In September 2015, Gharib received an honorary doctorate degree from Carol Davila University of Medicine & Pharmacy in Bucharest, Romania, for his "academic, scientific and human merits." He received the H. Jack Baskin, MD, Endocrine Teaching Award from AACE in May 2018, in Boston, Massachusetts.

In April 2021, he published his second book on Dr Mohammad Gharib, entitled "Mohammad Gharib, M.D.: His Inspiring Life & Legacy."

==Personal life==

In 1976, Hossein married Minoo (Zahra) Jalili, an elementary schoolteacher from Yazd in Tehran.
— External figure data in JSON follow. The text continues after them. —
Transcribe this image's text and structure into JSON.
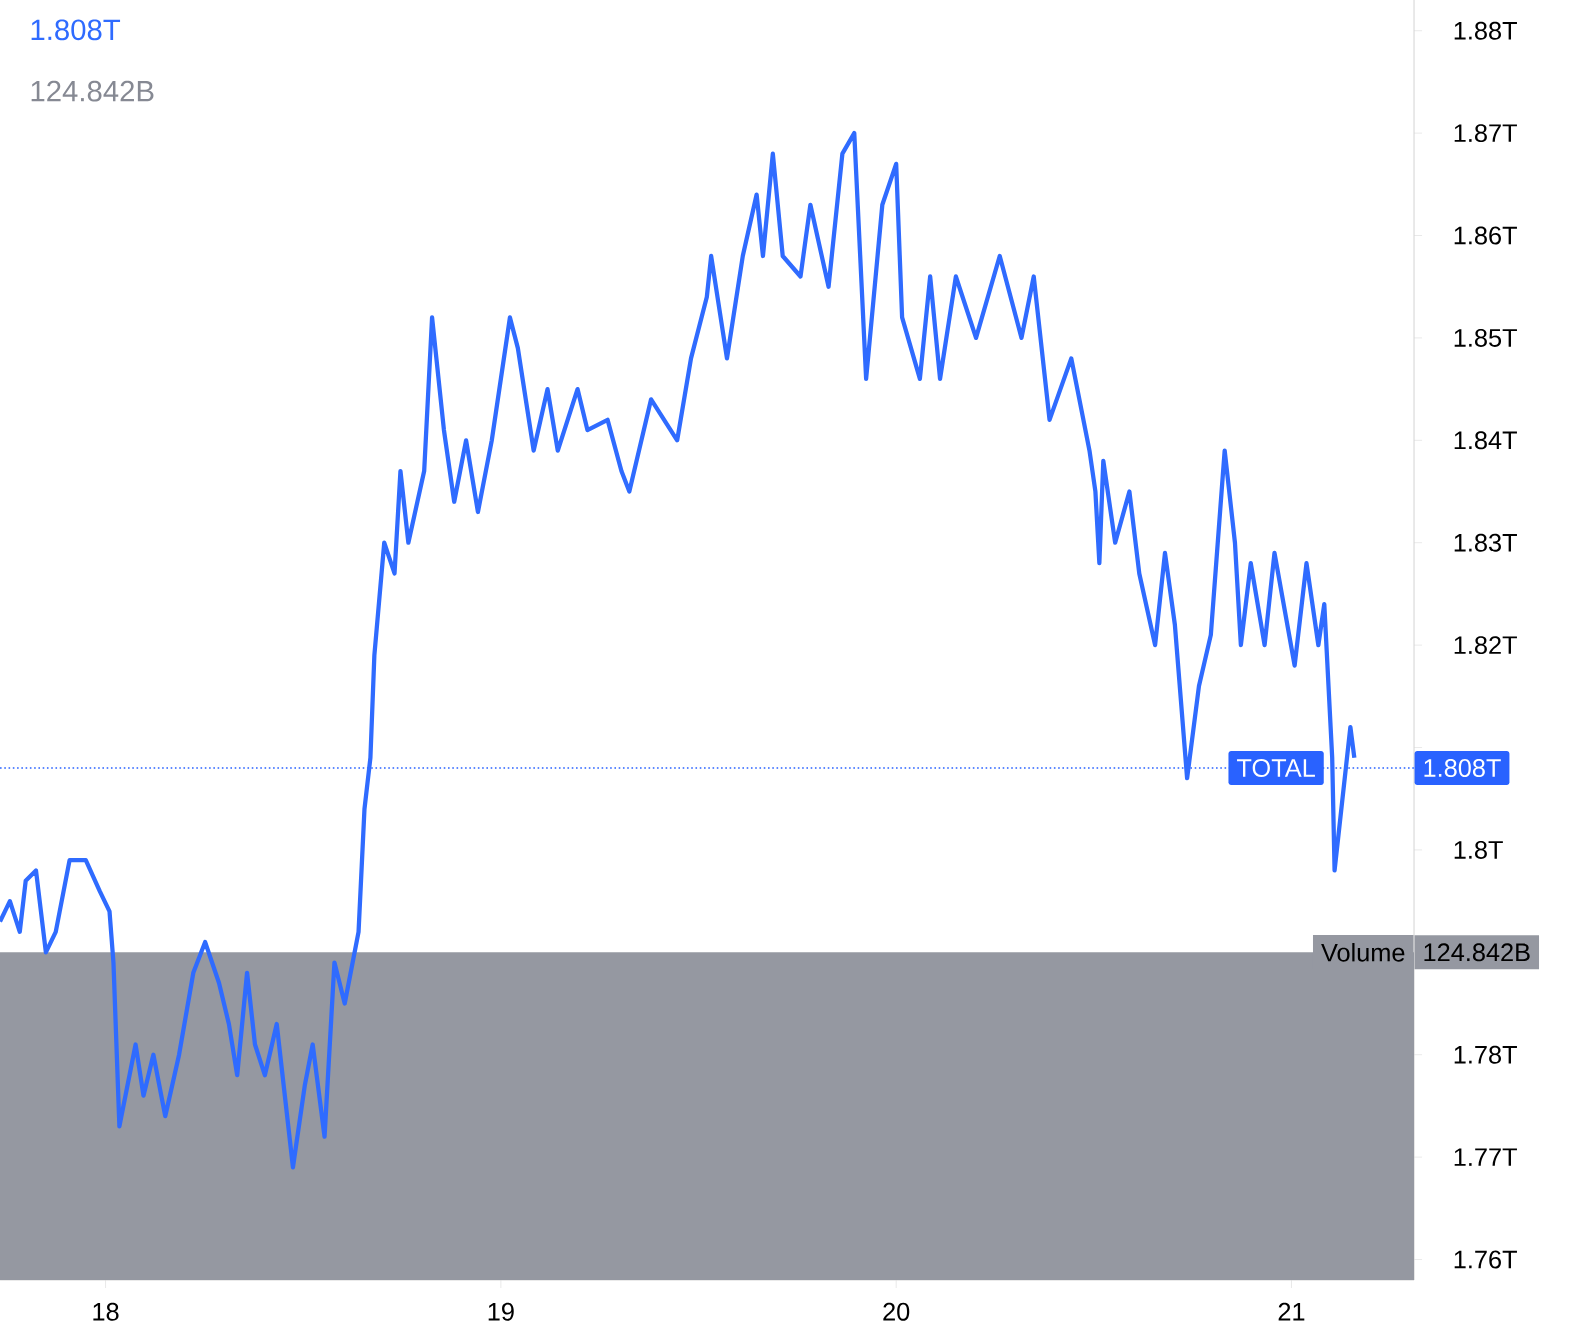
{
  "chart_data": {
    "type": "line",
    "title": "1.808T",
    "subtitle": "124.842B",
    "xlim": [
      17.733,
      21.31
    ],
    "xticks": [
      18,
      19,
      20,
      21
    ],
    "ylim": [
      1.758,
      1.883
    ],
    "yticks": [
      {
        "value": 1.76,
        "label": "1.76T"
      },
      {
        "value": 1.77,
        "label": "1.77T"
      },
      {
        "value": 1.78,
        "label": "1.78T"
      },
      {
        "value": 1.8,
        "label": "1.8T"
      },
      {
        "value": 1.81,
        "label": null
      },
      {
        "value": 1.82,
        "label": "1.82T"
      },
      {
        "value": 1.83,
        "label": "1.83T"
      },
      {
        "value": 1.84,
        "label": "1.84T"
      },
      {
        "value": 1.85,
        "label": "1.85T"
      },
      {
        "value": 1.86,
        "label": "1.86T"
      },
      {
        "value": 1.87,
        "label": "1.87T"
      },
      {
        "value": 1.88,
        "label": "1.88T"
      }
    ],
    "series": [
      {
        "color": "#2f6bff",
        "x": [
          17.733,
          17.758,
          17.783,
          17.798,
          17.824,
          17.849,
          17.874,
          17.909,
          17.95,
          17.985,
          18.01,
          18.02,
          18.035,
          18.076,
          18.096,
          18.121,
          18.151,
          18.186,
          18.222,
          18.252,
          18.287,
          18.312,
          18.333,
          18.358,
          18.378,
          18.403,
          18.433,
          18.474,
          18.504,
          18.524,
          18.554,
          18.579,
          18.605,
          18.64,
          18.655,
          18.67,
          18.68,
          18.705,
          18.731,
          18.746,
          18.766,
          18.806,
          18.826,
          18.856,
          18.882,
          18.912,
          18.942,
          18.977,
          19.023,
          19.043,
          19.083,
          19.118,
          19.144,
          19.194,
          19.219,
          19.27,
          19.305,
          19.325,
          19.38,
          19.446,
          19.481,
          19.521,
          19.532,
          19.572,
          19.612,
          19.647,
          19.663,
          19.688,
          19.713,
          19.758,
          19.783,
          19.829,
          19.864,
          19.894,
          19.924,
          19.965,
          20.0,
          20.015,
          20.06,
          20.086,
          20.111,
          20.151,
          20.202,
          20.262,
          20.317,
          20.348,
          20.388,
          20.443,
          20.489,
          20.504,
          20.514,
          20.524,
          20.554,
          20.59,
          20.615,
          20.655,
          20.68,
          20.705,
          20.736,
          20.766,
          20.796,
          20.831,
          20.857,
          20.872,
          20.897,
          20.932,
          20.957,
          21.008,
          21.038,
          21.068,
          21.083,
          21.103,
          21.109,
          21.129,
          21.149,
          21.159
        ],
        "values": [
          1.793,
          1.795,
          1.792,
          1.797,
          1.798,
          1.79,
          1.792,
          1.799,
          1.799,
          1.796,
          1.794,
          1.789,
          1.773,
          1.781,
          1.776,
          1.78,
          1.774,
          1.78,
          1.788,
          1.791,
          1.787,
          1.783,
          1.778,
          1.788,
          1.781,
          1.778,
          1.783,
          1.769,
          1.777,
          1.781,
          1.772,
          1.789,
          1.785,
          1.792,
          1.804,
          1.809,
          1.819,
          1.83,
          1.827,
          1.837,
          1.83,
          1.837,
          1.852,
          1.841,
          1.834,
          1.84,
          1.833,
          1.84,
          1.852,
          1.849,
          1.839,
          1.845,
          1.839,
          1.845,
          1.841,
          1.842,
          1.837,
          1.835,
          1.844,
          1.84,
          1.848,
          1.854,
          1.858,
          1.848,
          1.858,
          1.864,
          1.858,
          1.868,
          1.858,
          1.856,
          1.863,
          1.855,
          1.868,
          1.87,
          1.846,
          1.863,
          1.867,
          1.852,
          1.846,
          1.856,
          1.846,
          1.856,
          1.85,
          1.858,
          1.85,
          1.856,
          1.842,
          1.848,
          1.839,
          1.835,
          1.828,
          1.838,
          1.83,
          1.835,
          1.827,
          1.82,
          1.829,
          1.822,
          1.807,
          1.816,
          1.821,
          1.839,
          1.83,
          1.82,
          1.828,
          1.82,
          1.829,
          1.818,
          1.828,
          1.82,
          1.824,
          1.809,
          1.798,
          1.805,
          1.812,
          1.809
        ]
      }
    ],
    "ref_lines": [
      {
        "axis": "y",
        "value": 1.808,
        "label": "TOTAL",
        "color": "#2962ff",
        "line_style": "dotted"
      }
    ],
    "bands": [
      {
        "axis": "y",
        "from": 1.758,
        "to": 1.79,
        "label": "Volume",
        "color": "#9598a1"
      }
    ],
    "annotations": [
      "1.808T",
      "124.842B"
    ]
  }
}
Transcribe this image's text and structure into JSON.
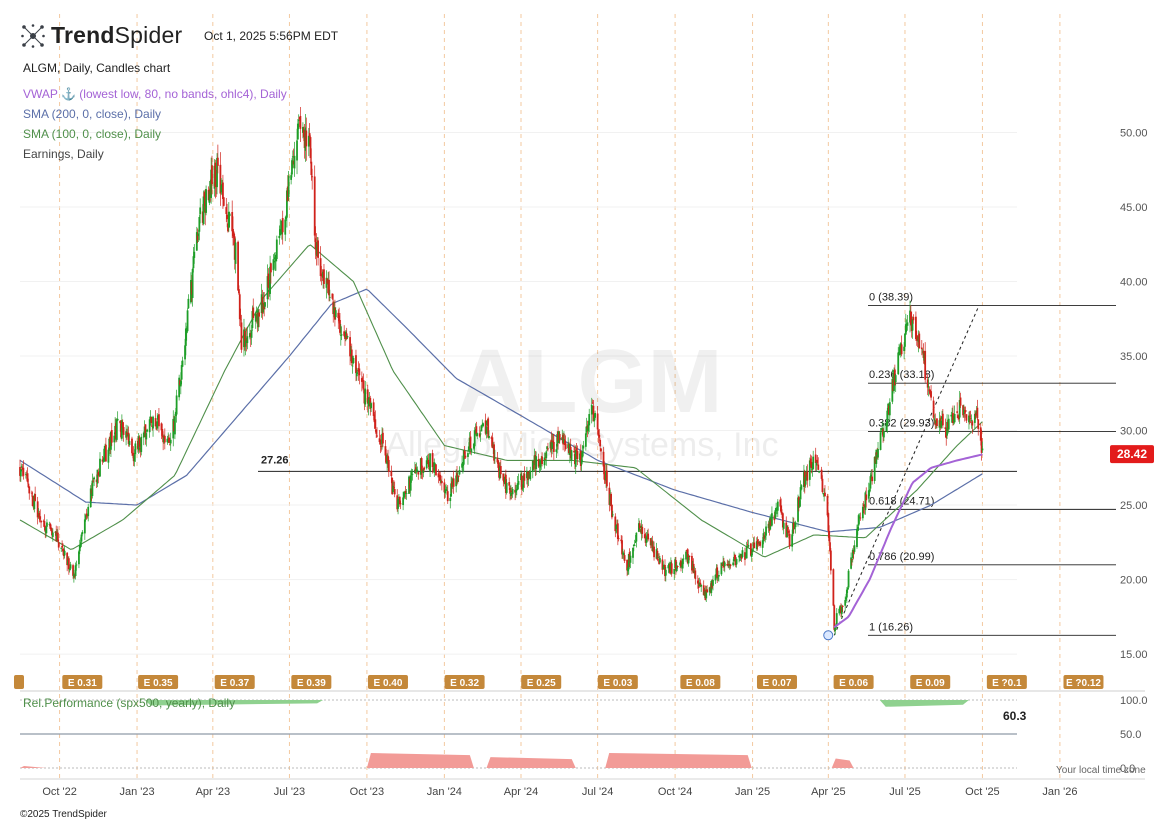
{
  "header": {
    "brand_bold": "Trend",
    "brand_light": "Spider",
    "timestamp": "Oct 1, 2025 5:56PM EDT"
  },
  "legend": {
    "title": "ALGM, Daily, Candles chart",
    "vwap": "VWAP ⚓ (lowest low, 80, no bands, ohlc4), Daily",
    "sma200": "SMA (200, 0, close), Daily",
    "sma100": "SMA (100, 0, close), Daily",
    "earnings": "Earnings, Daily"
  },
  "colors": {
    "up": "#1e9e28",
    "down": "#d0221b",
    "sma200": "#5b6fa8",
    "sma100": "#4f8f4a",
    "vwap": "#a463d6",
    "price_tag": "#e31b1b",
    "earnings_tag": "#c4883a",
    "rel_perf_pos": "#8fd18f",
    "rel_perf_neg": "#f29b97"
  },
  "watermark": {
    "symbol": "ALGM",
    "company": "Allegro MicroSystems, Inc"
  },
  "footer": {
    "copyright": "©2025 TrendSpider",
    "local_time_note": "Your local time zone"
  },
  "chart_data": {
    "type": "candlestick",
    "symbol": "ALGM",
    "timeframe": "Daily",
    "x_range": [
      "2022-08-15",
      "2026-02-20"
    ],
    "ylim": [
      14.2,
      55.0
    ],
    "y_ticks": [
      "15.00",
      "20.00",
      "25.00",
      "30.00",
      "35.00",
      "40.00",
      "45.00",
      "50.00"
    ],
    "x_ticks": [
      {
        "label": "Oct '22",
        "date": "2022-10-01"
      },
      {
        "label": "Jan '23",
        "date": "2023-01-01"
      },
      {
        "label": "Apr '23",
        "date": "2023-04-01"
      },
      {
        "label": "Jul '23",
        "date": "2023-07-01"
      },
      {
        "label": "Oct '23",
        "date": "2023-10-01"
      },
      {
        "label": "Jan '24",
        "date": "2024-01-01"
      },
      {
        "label": "Apr '24",
        "date": "2024-04-01"
      },
      {
        "label": "Jul '24",
        "date": "2024-07-01"
      },
      {
        "label": "Oct '24",
        "date": "2024-10-01"
      },
      {
        "label": "Jan '25",
        "date": "2025-01-01"
      },
      {
        "label": "Apr '25",
        "date": "2025-04-01"
      },
      {
        "label": "Jul '25",
        "date": "2025-07-01"
      },
      {
        "label": "Oct '25",
        "date": "2025-10-01"
      },
      {
        "label": "Jan '26",
        "date": "2026-01-01"
      }
    ],
    "last_price": "28.42",
    "price_path": [
      [
        "2022-08-15",
        27.5
      ],
      [
        "2022-09-10",
        24.0
      ],
      [
        "2022-10-05",
        22.0
      ],
      [
        "2022-10-18",
        20.0
      ],
      [
        "2022-11-10",
        26.5
      ],
      [
        "2022-12-10",
        30.5
      ],
      [
        "2022-12-28",
        28.5
      ],
      [
        "2023-01-20",
        31.0
      ],
      [
        "2023-02-10",
        29.0
      ],
      [
        "2023-02-25",
        35.0
      ],
      [
        "2023-03-15",
        44.0
      ],
      [
        "2023-04-05",
        47.5
      ],
      [
        "2023-04-28",
        42.0
      ],
      [
        "2023-05-05",
        36.0
      ],
      [
        "2023-05-30",
        38.5
      ],
      [
        "2023-06-25",
        44.0
      ],
      [
        "2023-07-10",
        50.5
      ],
      [
        "2023-07-25",
        49.5
      ],
      [
        "2023-08-02",
        42.0
      ],
      [
        "2023-08-18",
        39.0
      ],
      [
        "2023-09-05",
        36.5
      ],
      [
        "2023-09-25",
        33.0
      ],
      [
        "2023-10-20",
        29.0
      ],
      [
        "2023-11-05",
        25.0
      ],
      [
        "2023-11-30",
        27.5
      ],
      [
        "2023-12-15",
        28.0
      ],
      [
        "2024-01-05",
        25.5
      ],
      [
        "2024-01-25",
        28.5
      ],
      [
        "2024-02-20",
        30.5
      ],
      [
        "2024-03-10",
        26.5
      ],
      [
        "2024-03-25",
        26.0
      ],
      [
        "2024-04-20",
        28.0
      ],
      [
        "2024-05-15",
        29.5
      ],
      [
        "2024-06-10",
        28.0
      ],
      [
        "2024-06-25",
        31.5
      ],
      [
        "2024-07-05",
        28.5
      ],
      [
        "2024-07-20",
        24.0
      ],
      [
        "2024-08-05",
        21.0
      ],
      [
        "2024-08-20",
        23.5
      ],
      [
        "2024-09-20",
        20.5
      ],
      [
        "2024-10-15",
        21.5
      ],
      [
        "2024-11-05",
        18.8
      ],
      [
        "2024-11-25",
        21.0
      ],
      [
        "2024-12-20",
        21.5
      ],
      [
        "2025-01-15",
        23.0
      ],
      [
        "2025-02-01",
        24.8
      ],
      [
        "2025-02-15",
        22.5
      ],
      [
        "2025-03-01",
        26.5
      ],
      [
        "2025-03-15",
        28.0
      ],
      [
        "2025-03-30",
        25.5
      ],
      [
        "2025-04-08",
        17.0
      ],
      [
        "2025-04-20",
        18.5
      ],
      [
        "2025-05-05",
        23.5
      ],
      [
        "2025-05-20",
        26.5
      ],
      [
        "2025-06-10",
        31.0
      ],
      [
        "2025-06-25",
        35.5
      ],
      [
        "2025-07-08",
        37.5
      ],
      [
        "2025-07-22",
        35.0
      ],
      [
        "2025-08-05",
        31.0
      ],
      [
        "2025-08-20",
        30.0
      ],
      [
        "2025-09-05",
        31.5
      ],
      [
        "2025-09-15",
        30.5
      ],
      [
        "2025-09-24",
        31.0
      ],
      [
        "2025-10-01",
        28.4
      ]
    ],
    "sma200_path": [
      [
        "2022-08-15",
        28.0
      ],
      [
        "2022-11-01",
        25.2
      ],
      [
        "2023-01-01",
        25.0
      ],
      [
        "2023-03-01",
        27.0
      ],
      [
        "2023-05-01",
        31.0
      ],
      [
        "2023-07-01",
        35.0
      ],
      [
        "2023-08-20",
        38.5
      ],
      [
        "2023-10-01",
        39.5
      ],
      [
        "2023-11-15",
        37.0
      ],
      [
        "2024-01-15",
        33.5
      ],
      [
        "2024-04-01",
        31.0
      ],
      [
        "2024-07-01",
        28.0
      ],
      [
        "2024-10-01",
        26.0
      ],
      [
        "2025-01-01",
        24.5
      ],
      [
        "2025-04-01",
        23.2
      ],
      [
        "2025-06-01",
        23.5
      ],
      [
        "2025-08-01",
        25.0
      ],
      [
        "2025-10-01",
        27.1
      ]
    ],
    "sma100_path": [
      [
        "2022-08-15",
        24.0
      ],
      [
        "2022-10-15",
        22.0
      ],
      [
        "2022-12-15",
        24.0
      ],
      [
        "2023-02-15",
        27.0
      ],
      [
        "2023-04-15",
        34.0
      ],
      [
        "2023-06-01",
        39.0
      ],
      [
        "2023-07-25",
        42.5
      ],
      [
        "2023-09-15",
        40.0
      ],
      [
        "2023-11-01",
        34.0
      ],
      [
        "2024-01-01",
        29.0
      ],
      [
        "2024-03-15",
        28.0
      ],
      [
        "2024-06-01",
        28.0
      ],
      [
        "2024-08-15",
        27.5
      ],
      [
        "2024-11-01",
        24.0
      ],
      [
        "2025-01-15",
        21.5
      ],
      [
        "2025-03-15",
        23.0
      ],
      [
        "2025-05-15",
        22.8
      ],
      [
        "2025-07-15",
        26.0
      ],
      [
        "2025-09-01",
        29.0
      ],
      [
        "2025-10-01",
        30.6
      ]
    ],
    "vwap_path": [
      [
        "2025-04-08",
        16.8
      ],
      [
        "2025-04-25",
        17.5
      ],
      [
        "2025-05-20",
        20.0
      ],
      [
        "2025-06-15",
        23.5
      ],
      [
        "2025-07-10",
        26.5
      ],
      [
        "2025-08-01",
        27.5
      ],
      [
        "2025-09-01",
        28.0
      ],
      [
        "2025-10-01",
        28.4
      ]
    ],
    "horizontal_line": {
      "label": "27.26",
      "value": 27.26,
      "from": "2023-03-25",
      "to": "2025-10-01"
    },
    "fib_retracement": {
      "from": "2025-04-08",
      "to": "2025-07-10",
      "levels": [
        {
          "label": "0 (38.39)",
          "value": 38.39
        },
        {
          "label": "0.236 (33.18)",
          "value": 33.18
        },
        {
          "label": "0.382 (29.93)",
          "value": 29.93
        },
        {
          "label": "0.618 (24.71)",
          "value": 24.71
        },
        {
          "label": "0.786 (20.99)",
          "value": 20.99
        },
        {
          "label": "1 (16.26)",
          "value": 16.26
        }
      ]
    },
    "earnings": [
      {
        "label": "E 0.31",
        "date": "2022-10-28"
      },
      {
        "label": "E 0.35",
        "date": "2023-01-26"
      },
      {
        "label": "E 0.37",
        "date": "2023-04-27"
      },
      {
        "label": "E 0.39",
        "date": "2023-07-27"
      },
      {
        "label": "E 0.40",
        "date": "2023-10-26"
      },
      {
        "label": "E 0.32",
        "date": "2024-01-25"
      },
      {
        "label": "E 0.25",
        "date": "2024-04-25"
      },
      {
        "label": "E 0.03",
        "date": "2024-07-25"
      },
      {
        "label": "E 0.08",
        "date": "2024-10-31"
      },
      {
        "label": "E 0.07",
        "date": "2025-01-30"
      },
      {
        "label": "E 0.06",
        "date": "2025-05-01"
      },
      {
        "label": "E 0.09",
        "date": "2025-07-31"
      },
      {
        "label": "E ?0.1",
        "date": "2025-10-30"
      },
      {
        "label": "E ?0.12",
        "date": "2026-01-29"
      }
    ],
    "rel_performance": {
      "label": "Rel.Performance (spx500, yearly), Daily",
      "ylim": [
        0,
        100
      ],
      "y_ticks": [
        "0.0",
        "50.0",
        "100.0"
      ],
      "last_value": "60.3",
      "positive_ranges": [
        [
          "2023-01-10",
          "2023-08-10",
          92
        ],
        [
          "2025-06-01",
          "2025-09-15",
          90
        ]
      ],
      "negative_ranges": [
        [
          "2022-08-15",
          "2022-09-20",
          3
        ],
        [
          "2023-10-01",
          "2024-02-05",
          22
        ],
        [
          "2024-02-20",
          "2024-06-05",
          16
        ],
        [
          "2024-07-10",
          "2024-12-31",
          22
        ],
        [
          "2025-04-05",
          "2025-05-01",
          14
        ]
      ]
    }
  }
}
Minoo's mother was Fatemeh Ezzat Khatibi Nouri and her father, Seyyed Mahmoud Jalili, was a prominent, well-respected Iranian politician, and later served as a Senator from Yazd. Minoo and Hossein and their three children, Mohammad Hossein, Yasamin and Mahmood have lived in Rochester, Minnesota, since 1979. They have four grandchildren: Amir, Zara, Aria & Cyrus. Minoo died of breast cancer at age 58 and was interred on February 2, 2005 at Rochester's Oakwood Cemetery.

==Accolades==
- Outstanding Medical Resident, Mayo Graduate School of Medicine, Rochester, MN (1968)
- Fellow, American College of Physicians (1975)
- Professor of Medicine at the Mayo Clinic College of Medicine (1994–present)
- Honorary Member, Iranian Academy of Medical Sciences (1995–present)
- Recipient of the Paul Starr Award, American Thyroid Association (2002)
- President, American Association of Clinical Endocrinologists (2002–2003)
- Recipient of the Mayo Clinic Department of Internal Medicine Laureate Award (2004)
- Master of American College of Endocrinology (MACE)(2004)
- Master of American College of Physicians (MACP)(2006)
- Recipient of the International Clinician Award of the Associazione Medici Endocrinologi (AME) in Italy (2006)
- President, American College of Endocrinology (2008–2009)
- Honorary Professor, Tehran University of Medical Sciences (2008)
- Recipient of the Distinction Award by Sociedade Brasileira de Endocrinologia e Metabologia (SBEM) in Brazil for “significant contributions to clinical endocrinology”(2009)
- Recipient of the Distinguished Physician Award of the Endocrine Society (2010)
- Recipient of Dr Augusto D Litonjua Distinguished Clinician Award of the Philippines-AACE Chapter (2012)
- Ellis Island Medal of Honor Award, NYC (2013)
- President, American Thyroid Association (2014)
- Yank D. Coble Jr., MD, Distinguished Service Award, American College of Endocrinology, (2014)
- Doctor Honoris Causa (Honorary Doctorate), "Carol Davila" University of Medicine and Pharmacy, Bucharest, Romania (2015)
- H Jack Baskin, MD, Endocrine Teaching Award, AACE, Boston, MA (2018)

==Television series==
Roozegar-e Gharib (loosely translated to "The Era of Gharib") is a 36-part Iranian television series based on the life of Dr. Mohammad Gharib first shown in 2007. Hossein, his siblings, and other members of the Gharib family are also portrayed in the film by Iranian actors.